Sexta-feira, 24 de janeiro de 2025
Por Redação O Sul | 24 de setembro de 2023
De 2022 para cá, 4.681 municípios aumentaram os gastos com pessoal no primeiro semestre do ano, o que representa 84% das cidades do País. Esse aumento é crescente. A cada ano, o gasto com folha salarial nas prefeituras sobe. Em 2019, nas vésperas das últimas eleições municipais, a despesa era 46% menor do que atingiu agora. Na comparação com o primeiro semestre de 2022, o aumento foi de 16%.
Os municípios nunca receberam tanto dinheiro do governo federal, mas não têm atacado as principais necessidades da população. Um volume de recursos recorde que poderia reduzir significativamente as desigualdades no País. Mas o que os prefeitos estão fazendo com tanto dinheiro? Investindo em saneamento básico, escolas, saúde? Não. Estão contratando gente.
O prefeito de Araguainha, Francisco Naves (União), admite que o número de funcionários do município cresceu nos últimos 12 meses e está “chegando a 300”. Só nos primeiros meses deste ano, foram R$ 4,1 milhões para bancar os servidores, valor equivalente a 64% de todos os recursos que a prefeitura recebeu do governo federal no período.
A cidade não usa o dinheiro que recebe de Brasília para investir em saúde, educação e melhoria urbana. Araguainha não tem infraestrutura de asfalto, bueiro e calçada, segundo o IBGE. Só 5,5% da população tem esgoto tratado, não existe creche e, nas palavras do próprio prefeito, a única escola está “caindo aos pedaços”.
É em Araguainha que está o maior buraco aberto por um asteroide na América do Sul. Há mais de 200 milhões de anos, um meteoro caiu ali e formou uma cratera do tamanho equivalente a 140 campos do Maracanã. O governo tinha dinheiro, mas não desenvolveu um projeto para atrair turistas e pesquisadores. “A prefeitura está superlotada de funcionário. Não sobra dinheiro para nada”, diz o prefeito.
A conta do aumento de funcionários deve ficar para o governo federal. Naves avisa que chegará a Brasília no próximo dia 3 de outubro para pedir mais dinheiro à União. Ele fará parte de uma mobilização de quatro mil gestores municipais que alegam problema de caixa e chamam a romaria de “greve”.
Fatura
A queixa dos prefeitos encobre um dilema.
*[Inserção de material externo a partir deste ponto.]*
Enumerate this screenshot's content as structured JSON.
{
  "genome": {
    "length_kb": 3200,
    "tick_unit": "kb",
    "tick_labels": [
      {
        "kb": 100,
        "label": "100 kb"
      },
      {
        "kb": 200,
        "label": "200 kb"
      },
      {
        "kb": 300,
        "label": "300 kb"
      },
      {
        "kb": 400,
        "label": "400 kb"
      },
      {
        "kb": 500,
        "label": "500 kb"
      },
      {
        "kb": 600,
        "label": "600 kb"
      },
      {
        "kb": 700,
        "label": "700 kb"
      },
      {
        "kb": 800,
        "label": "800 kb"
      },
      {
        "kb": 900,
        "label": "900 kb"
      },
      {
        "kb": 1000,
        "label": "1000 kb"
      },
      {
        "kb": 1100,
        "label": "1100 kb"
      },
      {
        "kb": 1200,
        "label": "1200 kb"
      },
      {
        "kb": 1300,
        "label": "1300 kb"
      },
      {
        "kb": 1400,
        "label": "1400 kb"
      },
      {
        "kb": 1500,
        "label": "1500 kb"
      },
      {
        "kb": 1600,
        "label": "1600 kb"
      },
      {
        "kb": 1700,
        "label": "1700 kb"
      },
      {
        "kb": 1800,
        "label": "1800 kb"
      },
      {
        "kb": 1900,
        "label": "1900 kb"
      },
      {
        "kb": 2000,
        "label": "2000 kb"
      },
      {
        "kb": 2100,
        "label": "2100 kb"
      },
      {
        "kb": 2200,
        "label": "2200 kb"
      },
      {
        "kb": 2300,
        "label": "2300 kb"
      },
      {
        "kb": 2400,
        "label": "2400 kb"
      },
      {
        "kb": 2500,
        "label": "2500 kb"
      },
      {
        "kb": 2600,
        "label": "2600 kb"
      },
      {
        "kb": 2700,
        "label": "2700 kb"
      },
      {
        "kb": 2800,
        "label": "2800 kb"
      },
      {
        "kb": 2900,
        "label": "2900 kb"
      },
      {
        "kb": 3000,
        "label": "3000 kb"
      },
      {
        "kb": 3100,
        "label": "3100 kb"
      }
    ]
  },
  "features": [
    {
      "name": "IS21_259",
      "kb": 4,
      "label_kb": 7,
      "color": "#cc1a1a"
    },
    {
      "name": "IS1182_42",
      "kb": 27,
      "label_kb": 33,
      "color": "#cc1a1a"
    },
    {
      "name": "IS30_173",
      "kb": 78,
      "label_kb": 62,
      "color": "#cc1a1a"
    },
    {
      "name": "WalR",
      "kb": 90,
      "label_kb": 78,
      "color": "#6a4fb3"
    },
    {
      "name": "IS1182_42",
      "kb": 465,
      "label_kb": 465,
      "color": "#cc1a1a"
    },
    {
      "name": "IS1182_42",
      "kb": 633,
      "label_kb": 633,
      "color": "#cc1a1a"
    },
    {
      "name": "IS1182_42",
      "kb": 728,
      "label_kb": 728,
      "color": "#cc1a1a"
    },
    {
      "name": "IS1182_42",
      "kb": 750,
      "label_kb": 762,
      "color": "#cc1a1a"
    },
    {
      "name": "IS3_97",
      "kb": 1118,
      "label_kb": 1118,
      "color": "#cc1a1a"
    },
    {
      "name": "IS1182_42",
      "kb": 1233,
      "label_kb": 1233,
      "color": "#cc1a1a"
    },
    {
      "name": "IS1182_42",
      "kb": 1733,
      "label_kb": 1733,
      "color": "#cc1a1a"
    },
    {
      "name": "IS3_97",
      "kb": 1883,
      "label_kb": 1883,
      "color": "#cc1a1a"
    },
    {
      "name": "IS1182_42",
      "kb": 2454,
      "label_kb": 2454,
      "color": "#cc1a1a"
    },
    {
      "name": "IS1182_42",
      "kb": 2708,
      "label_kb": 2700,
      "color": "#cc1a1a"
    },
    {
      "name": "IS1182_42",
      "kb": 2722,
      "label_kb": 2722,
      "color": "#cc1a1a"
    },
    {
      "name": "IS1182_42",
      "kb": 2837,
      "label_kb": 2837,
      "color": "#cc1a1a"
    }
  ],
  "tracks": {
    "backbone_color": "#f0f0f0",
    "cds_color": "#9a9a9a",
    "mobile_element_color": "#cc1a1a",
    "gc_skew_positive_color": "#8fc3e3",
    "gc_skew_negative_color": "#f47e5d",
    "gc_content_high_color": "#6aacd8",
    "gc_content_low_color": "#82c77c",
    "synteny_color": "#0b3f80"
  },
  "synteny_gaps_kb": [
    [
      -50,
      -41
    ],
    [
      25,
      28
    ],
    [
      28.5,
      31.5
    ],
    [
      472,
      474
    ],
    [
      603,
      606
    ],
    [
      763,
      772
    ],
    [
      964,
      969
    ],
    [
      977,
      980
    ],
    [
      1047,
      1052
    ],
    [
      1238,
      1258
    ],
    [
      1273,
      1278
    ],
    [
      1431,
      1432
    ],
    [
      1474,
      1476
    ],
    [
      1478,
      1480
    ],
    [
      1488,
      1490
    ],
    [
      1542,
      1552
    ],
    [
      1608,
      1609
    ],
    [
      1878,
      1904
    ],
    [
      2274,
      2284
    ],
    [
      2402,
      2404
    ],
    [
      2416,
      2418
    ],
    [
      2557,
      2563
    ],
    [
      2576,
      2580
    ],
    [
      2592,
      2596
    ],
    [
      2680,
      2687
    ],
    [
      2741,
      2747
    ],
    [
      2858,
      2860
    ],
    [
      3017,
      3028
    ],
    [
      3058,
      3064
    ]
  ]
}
Os municípios gastam cada vez mais dinheiro federal com folha salarial e querem quitar esse valor com recursos federais. Nos primeiros seis meses deste ano, as prefeituras gastaram R$ 208,5 bilhões com servidores públicos. O valor supera todo o repasse do governo feito para os municípios no período, que chegou a R$ 156 bilhões. Na prática, o gasto com funcionários das prefeituras é tão alto que o repasse da União já nem dá conta de pagar a fatura.
Enxugar a folha de pessoal é um dilema. Muitos prefeitos devem disputar a reeleição ou tentar eleger aliados para o comando das prefeituras. O que os políticos locais pedem é mais dinheiro para bancar obras e serviços que geram dividendos nas eleições, além de manter a máquina com servidores – vários deles contratados como meros cabos eleitorais.
“Se continuar desse jeito, ninguém ganha eleição e nem adianta ser candidato”, disse o prefeito da cidade goiana de Jaraguá, Paulo Vitor Avelar (União). Ele também participará da marcha para Brasília. A prefeitura da cidade aumentou os gastos com folha de pagamento em 14% no primeiro semestre do ano, atingindo R$ 43 milhões, enquanto a população ainda convive com um lixão a céu aberto.
Folha inchada
O País sustenta sete milhões de empregados na administração municipal atualmente, de acordo com dados da Confederação Nacional dos Municípios (CNM). A organização dos prefeitos estima que menos da metade (44%) sejam profissionais da saúde e da educação. Os municípios alegam que a União tem onerado as prefeituras com pisos salariais, planos de educação e leis em diversas áreas sem repassar dinheiro suficiente para arcar com as despesas. Ainda reclamam que foram proibidos de conceder reajuste salarial durante a pandemia e, agora, precisam compensar seus servidores.
As mesmas prefeituras que pedem dinheiro do governo federal levam até 30 anos para revisar os próprios impostos municipais, como o Imposto sobre a Propriedade Predial e Territorial Urbana (IPTU), de acordo com os tribunais de contas dos Estados. “É muito cômodo para os municípios simplesmente receber recursos sem fazer o dever de casa”, afirma Alisson Diego Batista, professor de Administração da PUC Minas e secretário de Fazenda da cidade de Nova Lima (MG). “Muitos não cobram os impostos porque isso traz problemas eleitorais. Existe uma completa falta de planejamento, pouco compromisso com arrecadação própria e um discurso populista dos prefeitos.”